The trouble is, this is all Le Pen ground, and the National Front is still polling way higher than LR. Their voters often come from communities which feel that they have been let down by the major parties time and time again, so bringing them back into the fold cannot be done so easily.

“Lower taxes and fewer immigrants” is also not the most thorough policy platform to work from. Far from offering a new vision for a country in crisis, which Macron did, it feels like a manifesto with half its pages missing.

Consumed with factional infighting since Fillon’s defeat in 2017 – or, to an extent, Sarkozy’s defeat in 2012 – with many key figures deserting for En Marche, what’s left of the party cannot come up with a coherent idea of what it wants France to be, nor how it can be the party to make that change happen.

Still, for what he lacks in concrete plans, Wauquiez more than makes up for in colourful rhetoric.

“I don’t want us to find ourselves in four years, standing on the ruins of the politics of Macron, and with Melenchon standing against Le Pen”, he said. “It is what Macron wants – everything he does is to eliminate everything between him and the extremes.”

“But there is still a small island resisting, which must make its voice heard. It is a long path I’m offering you; today, you’re in the situation of the fishermen on the island of Sein, who followed the General de Gaulle when everyone had betrayed him.”

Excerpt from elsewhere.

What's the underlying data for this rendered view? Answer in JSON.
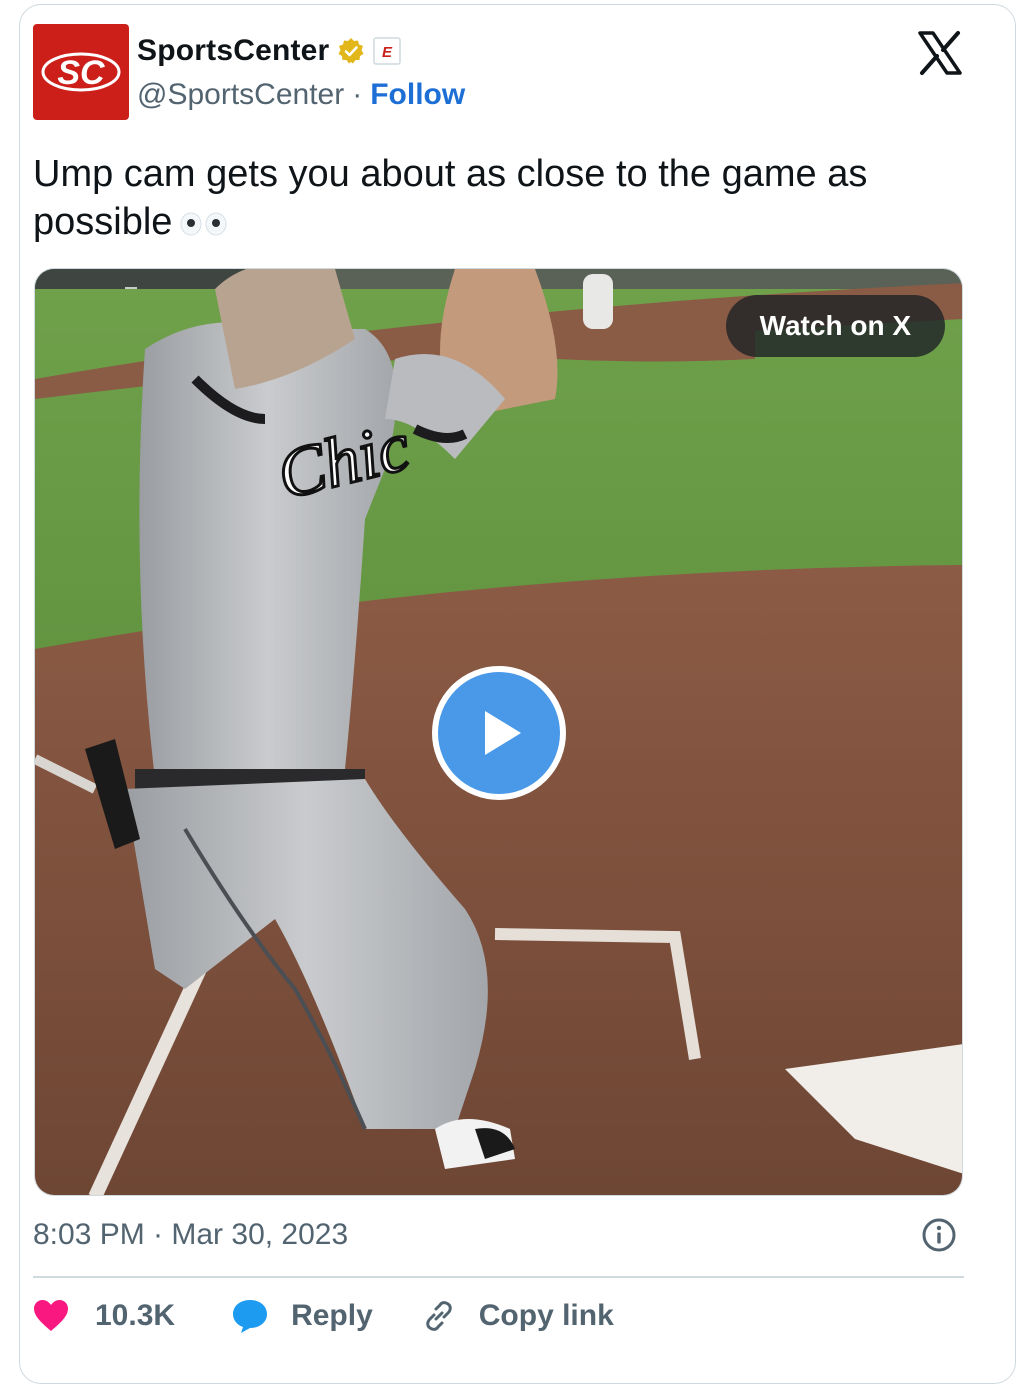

Those fishermen, just over a hundred of them, sailed to England to join the resistance in 1940 as France surrendered to the Nazis. Eighty years later, the hundred people or so in that room in Kensington could have objected to their leader comparing a centrist president to Adolf Hitler, but didn’t; then again, the anecdote was niche.

“I don’t do politics for the polls, what I want is to defend a vision,” Wauquiez concluded, with the conviction of a man currently polling at 8%.

But how does a traditional right-wing party make itself relevant again when the centre-right is in power and the far-right is mainstream? It’s not clear Wauquiez is the answer to that question. After the earthquake which destroyed the French political landscape last year, after voters made it clear that the traditional parties no longer have the answers, then surely there should have been some significant soul searching, rather than a leaping on to the platform Sarkozy ran on all those years ago, minus the talent on the frontbench.

What the Republicans need right now isn’t simply someone to lead them, but a Kinnock or Howard figure who is ready to fight thanklessly to drag them out of the wilderness. French politics may have become wildly unpredictable, but we can be certain that Laurent Wauquiez is not that person.